This story, originally published by the Bristol Herald Courier, appeared Sept. 7, 2017. Copyright 2017 Bristol Herald Courier.
BRISTOL, Va. — Jessica Henard struggled with addictions to alcohol and opioids for seven years, quitting cold turkey while behind bars only to return to using as soon as she got out.
In the past three years, the 27-year-old has given birth to two healthy sons.
She believes that Roman Henard, born July 8, and 3-year-old Gabriel Henard, would have been born with neonatal abstinence syndrome had it not been for the time she spent in prison and the help she’s received since last year from Highlands Community Services and Bristol Virginia Veritas Adult Drug Treatment Court — a drug recovery program for felons.
Prison is easier, but being out here and actually doing it — knowing that I could easily turn back to drugs, having that challenge every day — that’s what makes it the hardest,” Henard said.
Shortly before she was sentenced to 13 months in prison for theft, larceny and grand larceny convictions, she married William Henard, who was also using drugs. Three months before she arrived at the prison, she found out she was pregnant with Gabriel. For the first month of her pregnancy, she abused prescription pain pills but quit as soon as she found out she was to be a mother.

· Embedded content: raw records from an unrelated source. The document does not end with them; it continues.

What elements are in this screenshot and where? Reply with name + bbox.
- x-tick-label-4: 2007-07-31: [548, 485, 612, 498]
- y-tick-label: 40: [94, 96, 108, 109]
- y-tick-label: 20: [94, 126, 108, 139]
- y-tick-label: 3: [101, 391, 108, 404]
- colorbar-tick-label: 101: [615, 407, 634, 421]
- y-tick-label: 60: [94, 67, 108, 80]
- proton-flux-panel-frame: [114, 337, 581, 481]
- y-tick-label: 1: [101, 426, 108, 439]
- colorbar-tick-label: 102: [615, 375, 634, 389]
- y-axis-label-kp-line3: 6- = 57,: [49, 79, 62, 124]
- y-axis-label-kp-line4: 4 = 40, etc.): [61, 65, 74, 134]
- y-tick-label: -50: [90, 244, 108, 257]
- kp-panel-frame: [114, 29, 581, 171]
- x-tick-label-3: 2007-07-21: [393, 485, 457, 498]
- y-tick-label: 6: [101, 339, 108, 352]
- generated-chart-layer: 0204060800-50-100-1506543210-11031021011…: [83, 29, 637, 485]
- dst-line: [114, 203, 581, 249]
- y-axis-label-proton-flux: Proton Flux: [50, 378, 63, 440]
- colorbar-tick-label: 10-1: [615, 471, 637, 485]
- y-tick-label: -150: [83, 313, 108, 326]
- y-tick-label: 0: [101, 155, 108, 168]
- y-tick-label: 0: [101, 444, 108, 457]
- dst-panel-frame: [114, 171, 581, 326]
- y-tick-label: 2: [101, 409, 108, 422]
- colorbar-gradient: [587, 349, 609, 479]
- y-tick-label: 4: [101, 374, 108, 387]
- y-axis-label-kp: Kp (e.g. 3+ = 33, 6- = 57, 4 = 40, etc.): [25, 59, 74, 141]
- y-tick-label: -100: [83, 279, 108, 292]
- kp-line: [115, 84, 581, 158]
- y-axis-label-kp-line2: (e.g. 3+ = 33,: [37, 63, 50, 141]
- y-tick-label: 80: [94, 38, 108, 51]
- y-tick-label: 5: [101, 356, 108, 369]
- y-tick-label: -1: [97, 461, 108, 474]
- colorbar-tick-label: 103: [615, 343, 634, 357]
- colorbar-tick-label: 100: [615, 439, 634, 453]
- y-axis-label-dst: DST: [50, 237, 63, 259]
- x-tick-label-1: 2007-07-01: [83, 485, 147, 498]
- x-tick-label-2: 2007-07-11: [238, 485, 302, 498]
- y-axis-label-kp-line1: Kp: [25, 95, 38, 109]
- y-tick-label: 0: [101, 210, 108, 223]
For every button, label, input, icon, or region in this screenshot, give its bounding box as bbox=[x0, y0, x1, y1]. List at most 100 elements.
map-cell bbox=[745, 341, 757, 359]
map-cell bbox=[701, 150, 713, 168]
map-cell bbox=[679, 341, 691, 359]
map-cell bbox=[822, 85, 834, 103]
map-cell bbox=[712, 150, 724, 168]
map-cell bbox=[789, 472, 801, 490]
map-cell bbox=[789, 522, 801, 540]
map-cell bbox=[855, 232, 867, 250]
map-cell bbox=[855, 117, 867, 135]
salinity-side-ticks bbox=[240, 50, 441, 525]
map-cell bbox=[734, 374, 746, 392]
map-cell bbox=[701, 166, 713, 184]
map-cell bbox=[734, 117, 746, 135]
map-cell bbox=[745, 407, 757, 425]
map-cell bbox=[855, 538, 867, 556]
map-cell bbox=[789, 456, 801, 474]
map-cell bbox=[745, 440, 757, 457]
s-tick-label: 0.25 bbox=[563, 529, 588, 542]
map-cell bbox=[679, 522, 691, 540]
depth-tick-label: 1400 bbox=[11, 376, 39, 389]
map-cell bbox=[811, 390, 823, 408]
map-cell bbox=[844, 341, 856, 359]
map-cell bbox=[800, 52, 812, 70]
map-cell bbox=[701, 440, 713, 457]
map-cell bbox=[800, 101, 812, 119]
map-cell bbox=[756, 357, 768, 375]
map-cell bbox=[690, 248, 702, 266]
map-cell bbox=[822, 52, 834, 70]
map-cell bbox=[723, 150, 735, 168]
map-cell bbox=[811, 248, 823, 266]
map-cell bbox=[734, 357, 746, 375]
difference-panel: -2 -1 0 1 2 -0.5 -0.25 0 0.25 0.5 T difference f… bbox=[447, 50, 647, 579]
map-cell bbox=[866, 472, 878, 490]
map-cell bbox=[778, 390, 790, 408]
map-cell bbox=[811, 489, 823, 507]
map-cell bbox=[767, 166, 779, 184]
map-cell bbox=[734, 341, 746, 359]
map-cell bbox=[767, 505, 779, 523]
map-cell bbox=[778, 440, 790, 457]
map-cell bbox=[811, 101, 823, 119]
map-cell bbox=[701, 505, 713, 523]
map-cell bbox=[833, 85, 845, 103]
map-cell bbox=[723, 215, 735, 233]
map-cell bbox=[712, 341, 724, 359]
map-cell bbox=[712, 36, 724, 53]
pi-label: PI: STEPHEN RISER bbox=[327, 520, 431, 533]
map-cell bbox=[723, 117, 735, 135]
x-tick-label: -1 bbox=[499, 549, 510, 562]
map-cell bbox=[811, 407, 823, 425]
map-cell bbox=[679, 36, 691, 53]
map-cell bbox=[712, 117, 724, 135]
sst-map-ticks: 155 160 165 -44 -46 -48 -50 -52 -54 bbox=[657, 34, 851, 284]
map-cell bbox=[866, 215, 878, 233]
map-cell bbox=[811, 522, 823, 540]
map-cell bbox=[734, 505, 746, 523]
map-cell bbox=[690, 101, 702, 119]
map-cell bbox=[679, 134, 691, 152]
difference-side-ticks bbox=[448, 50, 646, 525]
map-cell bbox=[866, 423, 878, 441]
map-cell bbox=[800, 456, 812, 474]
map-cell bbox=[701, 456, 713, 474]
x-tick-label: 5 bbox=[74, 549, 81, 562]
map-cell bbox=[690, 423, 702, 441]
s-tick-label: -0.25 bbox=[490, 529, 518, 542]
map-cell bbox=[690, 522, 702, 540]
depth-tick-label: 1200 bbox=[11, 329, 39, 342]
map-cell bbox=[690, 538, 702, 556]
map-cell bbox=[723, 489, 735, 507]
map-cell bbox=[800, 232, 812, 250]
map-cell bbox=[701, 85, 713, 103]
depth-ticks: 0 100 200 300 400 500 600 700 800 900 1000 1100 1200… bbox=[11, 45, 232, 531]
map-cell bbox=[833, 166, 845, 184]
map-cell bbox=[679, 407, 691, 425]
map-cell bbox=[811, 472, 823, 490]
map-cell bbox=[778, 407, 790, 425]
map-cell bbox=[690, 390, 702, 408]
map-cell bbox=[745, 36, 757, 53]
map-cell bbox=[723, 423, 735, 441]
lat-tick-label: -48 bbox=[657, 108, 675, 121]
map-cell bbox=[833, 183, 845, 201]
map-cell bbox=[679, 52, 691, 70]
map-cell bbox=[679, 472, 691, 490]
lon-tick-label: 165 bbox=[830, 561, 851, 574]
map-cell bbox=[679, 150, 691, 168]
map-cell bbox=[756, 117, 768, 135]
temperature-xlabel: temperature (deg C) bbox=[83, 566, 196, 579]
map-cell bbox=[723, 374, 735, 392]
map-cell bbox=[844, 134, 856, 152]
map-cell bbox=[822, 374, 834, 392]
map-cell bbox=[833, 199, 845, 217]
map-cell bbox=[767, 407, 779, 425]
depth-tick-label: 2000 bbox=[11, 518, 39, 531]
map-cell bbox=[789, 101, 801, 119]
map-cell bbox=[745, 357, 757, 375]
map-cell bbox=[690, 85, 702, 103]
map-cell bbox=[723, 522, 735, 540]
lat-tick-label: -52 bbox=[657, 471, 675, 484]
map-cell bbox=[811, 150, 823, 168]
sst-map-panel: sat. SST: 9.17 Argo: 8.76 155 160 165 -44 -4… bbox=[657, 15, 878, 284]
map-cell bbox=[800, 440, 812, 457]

The day after she gave birth, she went back to prison. She described it as one of the hardest things she’s ever gone through. Her mother, Sherrie Houser, and her husband took care of Gabriel.
“There wasn’t really much I could do besides pray for her,” her mother said. “It broke my heart that she was [going to] jail and [had been in] prison. … That was hard, too, to take the baby from its mama and knowing it would break her heart, but he needed it.”
In November 2015, Henard’s husband committed suicide. The couple had separated.
Soon after losing custody, Henard began serving her six-month jail sentence. When she was released in July 2016, she was sent straight to drug court, which doesn’t allow treatment of drug abuse with Suboxone, and began treatment at Highlands Community Services. Henard regained custody of Gabriel in November.
“The first step is, honestly, reaching out,” she said. “If you don’t reach out, you’re not going to get any help. They [mothers] can all go down the same exact path I did.”
Henard, now a single mother, said if she hadn’t made the decision to turn her life around, she believes she would now be in prison. And once she was released, she said she would most likely have gone “straight to a clinic to get Suboxone or Subutex.” The drugs are commonly used to treat those withdrawing from drugs, but they also carry a risk of dependence.
“Jessica’s done phenomenal,” she said. “We’re all very proud of her progress. … That’s the piece that makes this job worthwhile.”
Henard has about three months left of drug court before she graduates.
“She has a family,” Houser said. “She’s stable. She just makes me proud. She really does. She’s an awesome mama.”